Analysen von Axel Troost und Rainald Ötsch

23.07.2015 / Rosa Luxemburg Stiftung Reihe Analysen, Juli 2015

Zu den ältesten Großbauprojekten in der Geschichte der Menschheit gehört derTurm von Babel, der bis in den Himmel reichen sollte. Für diesen Hochmut strafte Gott das Volk von Babel mit Sprachverwirrung und verstreute es über die ganze Erde. Das Projekt war beendet.

In den Finanzmetropolen dieser Welt finden hohe Türme, Hochmut und Sprachverwirrung heute wieder zusammen. Da sich Gott schon seit Längerem mit direkten Eingriffen zurückhält, müssen jetzt die Regierungen ran, wenn ihnen die Bankentürme über den Kopf zu wachsen drohen.
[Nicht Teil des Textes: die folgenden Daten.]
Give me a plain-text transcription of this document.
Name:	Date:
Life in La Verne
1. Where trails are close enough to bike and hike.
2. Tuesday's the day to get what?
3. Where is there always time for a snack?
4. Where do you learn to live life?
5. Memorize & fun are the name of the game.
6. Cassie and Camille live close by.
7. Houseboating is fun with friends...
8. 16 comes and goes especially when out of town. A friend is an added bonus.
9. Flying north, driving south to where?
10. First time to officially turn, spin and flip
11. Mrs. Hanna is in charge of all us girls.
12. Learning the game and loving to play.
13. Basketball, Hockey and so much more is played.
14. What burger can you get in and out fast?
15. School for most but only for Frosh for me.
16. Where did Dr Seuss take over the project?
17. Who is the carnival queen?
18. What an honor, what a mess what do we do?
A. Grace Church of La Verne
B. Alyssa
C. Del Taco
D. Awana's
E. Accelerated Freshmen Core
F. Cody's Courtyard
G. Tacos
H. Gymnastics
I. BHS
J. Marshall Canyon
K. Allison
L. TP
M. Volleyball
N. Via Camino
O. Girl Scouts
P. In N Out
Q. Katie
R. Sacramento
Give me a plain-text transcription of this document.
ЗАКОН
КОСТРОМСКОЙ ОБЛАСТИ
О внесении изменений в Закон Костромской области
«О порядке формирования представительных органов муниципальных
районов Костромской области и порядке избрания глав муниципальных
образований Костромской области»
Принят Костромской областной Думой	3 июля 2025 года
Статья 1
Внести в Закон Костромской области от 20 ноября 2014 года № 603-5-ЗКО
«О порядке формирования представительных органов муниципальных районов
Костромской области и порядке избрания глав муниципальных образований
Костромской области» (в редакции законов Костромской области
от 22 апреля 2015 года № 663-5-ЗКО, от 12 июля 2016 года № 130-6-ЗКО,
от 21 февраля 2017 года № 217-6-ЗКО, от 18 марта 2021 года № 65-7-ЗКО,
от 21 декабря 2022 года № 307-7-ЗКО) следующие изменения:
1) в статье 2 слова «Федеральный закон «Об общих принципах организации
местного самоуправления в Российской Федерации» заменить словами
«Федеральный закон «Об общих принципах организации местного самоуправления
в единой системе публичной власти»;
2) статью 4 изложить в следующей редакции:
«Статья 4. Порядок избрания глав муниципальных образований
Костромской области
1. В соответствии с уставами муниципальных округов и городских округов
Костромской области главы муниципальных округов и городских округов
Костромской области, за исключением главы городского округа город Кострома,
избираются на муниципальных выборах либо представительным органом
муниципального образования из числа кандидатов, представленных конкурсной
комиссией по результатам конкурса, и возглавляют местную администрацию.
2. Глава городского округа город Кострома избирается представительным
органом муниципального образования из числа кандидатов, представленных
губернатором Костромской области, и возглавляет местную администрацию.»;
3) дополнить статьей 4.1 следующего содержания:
Sie orientierten sich aber zuletzt eher an der Bergpredigt als am Alten Testament: Statt dem altbiblischen Motto «Auge um Auge, Zahn um Zahn» zu folgen, handelten sie gemäß der Devise: «Wenn dich einer auf die rechte Wange schlägt, dann halt ihm auch die andere hin.»

Künftig will sich die Europäische Union (EU) wieder mehr an die rauen Regeln der Marktwirtschaft anpassen. Zwar dauerte es wie üblich etwas länger, doch inzwischen haben sich die 28 EU-Staaten gemeinsame Regeln zum Umgang mit kriselnden Banken gegeben.

Neben der Bankenabwicklungsrichtlinie (BRRD), welche die Abwicklungsregeln in der gesamten EU harmonisiert, delegieren die Staaten der Bankenunion (derzeit die Eurozone) die Entscheidungskompetenz für die Bankenabwicklung mit der Verordnung zum einheitlichen Abwicklungsmechanismus (SRM-VO) an einen gemeinsamen Abwicklungsausschuss. Dieser kann auf einen gemeinsamen Abwicklungsfonds zugreifen. Im Gegensatz zum Aufsichtsmechanismus der Europäischen Zentralbank (EZB), der sich nur auf die 128 «bedeutenden» Banken der Bankenunion bezieht, gelten die Vorschriften der SRM-VO für alle Banken der Bankenunion.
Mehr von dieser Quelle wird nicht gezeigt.